LOH in a transgenic model of breast cancer
- Michael Davies
© Current Science Ltd 1999
Published: 1 December 1999
The erbB2/neu gene is known to encode a tyrosine kinase transmembrane receptor of the HER family and is frequently amplified and overexpressed in human breast cancer. In these cancers other genetic modifications, such as gene amplification, deletion or mutation, are likely to contribute to the development of malignant tumors. Loss of heterozygosity (LOH) is the most common type of mutation seen in human primary breast carcinoma. To study the molecular events involved in erbB2/neu transformation several groups have studied transgenic models with erbB2/neu under control of the mouse mammary tumor virus long terminal repeat (MMTV-LTR). These mice develop mammary tumors stochastically and after a long latency peroid.
To study molecular events at the level of LOH in a wide range of chromosomal loci in order to determine which loci are important in collaboration with the activated erbB2/neu transgene.
In human breast cancer the pattern of loss of heterozygosity (LOH) is complex and both the cancer and in situ lesions can be genetically unstable. The evidence presented in this paper suggests that specific early genetic changes (in this case a transgene) co-operate with particular tumor suppressor genes. Interestingly, using a gene frequently implicated in human breast cancer, several chromosomal loci syntenic with human tumor suppressor genes (or putative loci) were identified. It may be important in human studies to subdivide tumors being studied for LOH on the basis of the known cellular phenotype such as erbB-2 status.
Transgenic mice were bred from the mouse mammary tumor virus/neu (MMTV/neu) transgenic mice line MN-10 to produce (BALB/c x C57BL/6)F1 females. These mice developed spontaneous mammary tumors after multiple pregnancies. LOH analysis was performed on mammary tumors. Eighty-six simple sequence length polymorphism markers, chosen to be evenly distributed (~20cM), were used to cover all of the somatic chromosomes. PCR was performed using a radiolabelled primer and LOH was scored on autoradiographic film by comparison with normal DNA from the kidney.
Mammary tumors appeared in multiparous females between 10 and 26 months of age. A total of 62 mammary tumors were collected, with multiple tumors from individual mice collected separately and treated as independent tumors. LOH was very common with 56 of 62 tumors (90%) having at least one chromosome with LOH. The mean number of chromosomal losses was 2.1 with a median frequency of 2.4 and a maximum of 9. The average rate of loss for all chromosomes was 11% with individual chromosomes being low (5% or below - Chr 2, 3, 5, 6, 10, 11, 12, 13, 15, 17 and 18) or near the average (Chr 7, 9, 14, 16 and X). Chr 1 had a rate of loss of ~20%, but this was not significantly greater than the average. Chr 8 (21%), 4 (50%) and 19 (32) all displayed significantly greater losses and these chromosomes underwent further investigation.

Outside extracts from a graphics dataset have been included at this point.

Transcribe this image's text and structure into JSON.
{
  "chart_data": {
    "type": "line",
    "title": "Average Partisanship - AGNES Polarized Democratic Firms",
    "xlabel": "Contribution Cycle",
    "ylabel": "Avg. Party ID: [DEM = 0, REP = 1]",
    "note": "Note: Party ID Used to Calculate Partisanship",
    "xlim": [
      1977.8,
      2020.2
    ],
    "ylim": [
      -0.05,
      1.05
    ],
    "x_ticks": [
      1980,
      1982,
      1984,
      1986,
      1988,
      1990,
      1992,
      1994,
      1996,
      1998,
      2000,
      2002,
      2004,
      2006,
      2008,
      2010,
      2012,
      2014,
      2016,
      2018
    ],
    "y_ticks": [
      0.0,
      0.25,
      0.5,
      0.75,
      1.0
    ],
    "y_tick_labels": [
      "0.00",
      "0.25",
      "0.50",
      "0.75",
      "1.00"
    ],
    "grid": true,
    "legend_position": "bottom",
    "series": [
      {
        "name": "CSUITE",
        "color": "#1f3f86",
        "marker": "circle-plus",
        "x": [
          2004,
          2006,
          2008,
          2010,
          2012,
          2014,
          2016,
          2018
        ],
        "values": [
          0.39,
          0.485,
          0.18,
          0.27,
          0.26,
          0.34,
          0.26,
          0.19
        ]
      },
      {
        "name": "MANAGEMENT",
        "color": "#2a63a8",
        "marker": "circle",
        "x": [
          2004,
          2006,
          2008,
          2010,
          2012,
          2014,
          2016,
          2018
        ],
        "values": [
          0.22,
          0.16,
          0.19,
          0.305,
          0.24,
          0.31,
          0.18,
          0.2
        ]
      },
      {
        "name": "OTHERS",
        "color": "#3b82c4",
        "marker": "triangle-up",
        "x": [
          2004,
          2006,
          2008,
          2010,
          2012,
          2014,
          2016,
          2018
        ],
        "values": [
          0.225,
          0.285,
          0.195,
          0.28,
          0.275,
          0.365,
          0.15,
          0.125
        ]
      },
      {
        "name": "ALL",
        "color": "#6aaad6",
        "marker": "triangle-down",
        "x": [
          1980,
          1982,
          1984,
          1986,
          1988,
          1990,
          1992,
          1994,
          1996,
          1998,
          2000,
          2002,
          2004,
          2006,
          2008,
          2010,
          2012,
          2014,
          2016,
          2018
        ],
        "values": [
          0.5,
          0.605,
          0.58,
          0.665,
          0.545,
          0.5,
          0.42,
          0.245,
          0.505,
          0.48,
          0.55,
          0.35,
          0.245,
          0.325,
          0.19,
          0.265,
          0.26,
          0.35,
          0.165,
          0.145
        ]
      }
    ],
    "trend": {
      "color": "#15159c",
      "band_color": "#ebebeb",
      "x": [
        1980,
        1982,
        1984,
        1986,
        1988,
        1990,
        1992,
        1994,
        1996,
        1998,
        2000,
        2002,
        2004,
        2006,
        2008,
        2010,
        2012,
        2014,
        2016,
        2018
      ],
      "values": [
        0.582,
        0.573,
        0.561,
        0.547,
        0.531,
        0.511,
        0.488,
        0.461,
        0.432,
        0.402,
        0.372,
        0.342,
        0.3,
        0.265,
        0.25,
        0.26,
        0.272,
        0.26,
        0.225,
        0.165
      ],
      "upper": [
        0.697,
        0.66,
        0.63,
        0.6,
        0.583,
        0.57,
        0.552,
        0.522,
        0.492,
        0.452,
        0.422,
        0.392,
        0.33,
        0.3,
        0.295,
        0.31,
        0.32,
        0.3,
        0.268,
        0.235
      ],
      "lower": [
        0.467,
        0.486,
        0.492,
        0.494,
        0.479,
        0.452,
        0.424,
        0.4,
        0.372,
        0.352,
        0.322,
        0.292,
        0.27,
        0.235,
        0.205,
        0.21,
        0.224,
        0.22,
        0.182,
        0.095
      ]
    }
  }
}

There were three chromosomes identified as being potential locations for tumor suppressor genes that are particularly linked to tumorigenesis involving erbB2/neu. Up to two independent tumor suppressor loci are present on Chr 8. One mapped close to E-cadherin and is syntenic with human chromosome 16q22.1. The other (67cM distal) is syntenic to human Chr 16q24.3. Both these regions have been implicated in human breast cancer. Chr19 losses possibly represent two loci, one of which is syntenic to human Chr 11q and the other to 10q23-25 which harbours the PTEN/MMAC1 gene. Up to five distinct loci were identified on Chr 4 with synteny to various human loci including 8q22, 9q32-34 and 9p21-23 (which harbours MTS1 and MTS2). Hence, specific LOH loci, many of which are syntenic with regions of human chromosomes that are known to harbour tumor suppressor genes, have been linked to erbB-2/neu malignant progression in these mice. Other novel loci have also been identified. A similar transgenic line has been studied by Ritlandet al (Cancer Res 1997, 57:3520-3525) which shares some of the characteristic losses described here and an extra loci of loss on chromosome 3. These differences may relate to the different mouse strains used. Further study of LOH in similar animal models may help identify tumor suppressor genes linked to specific types of breast cancer.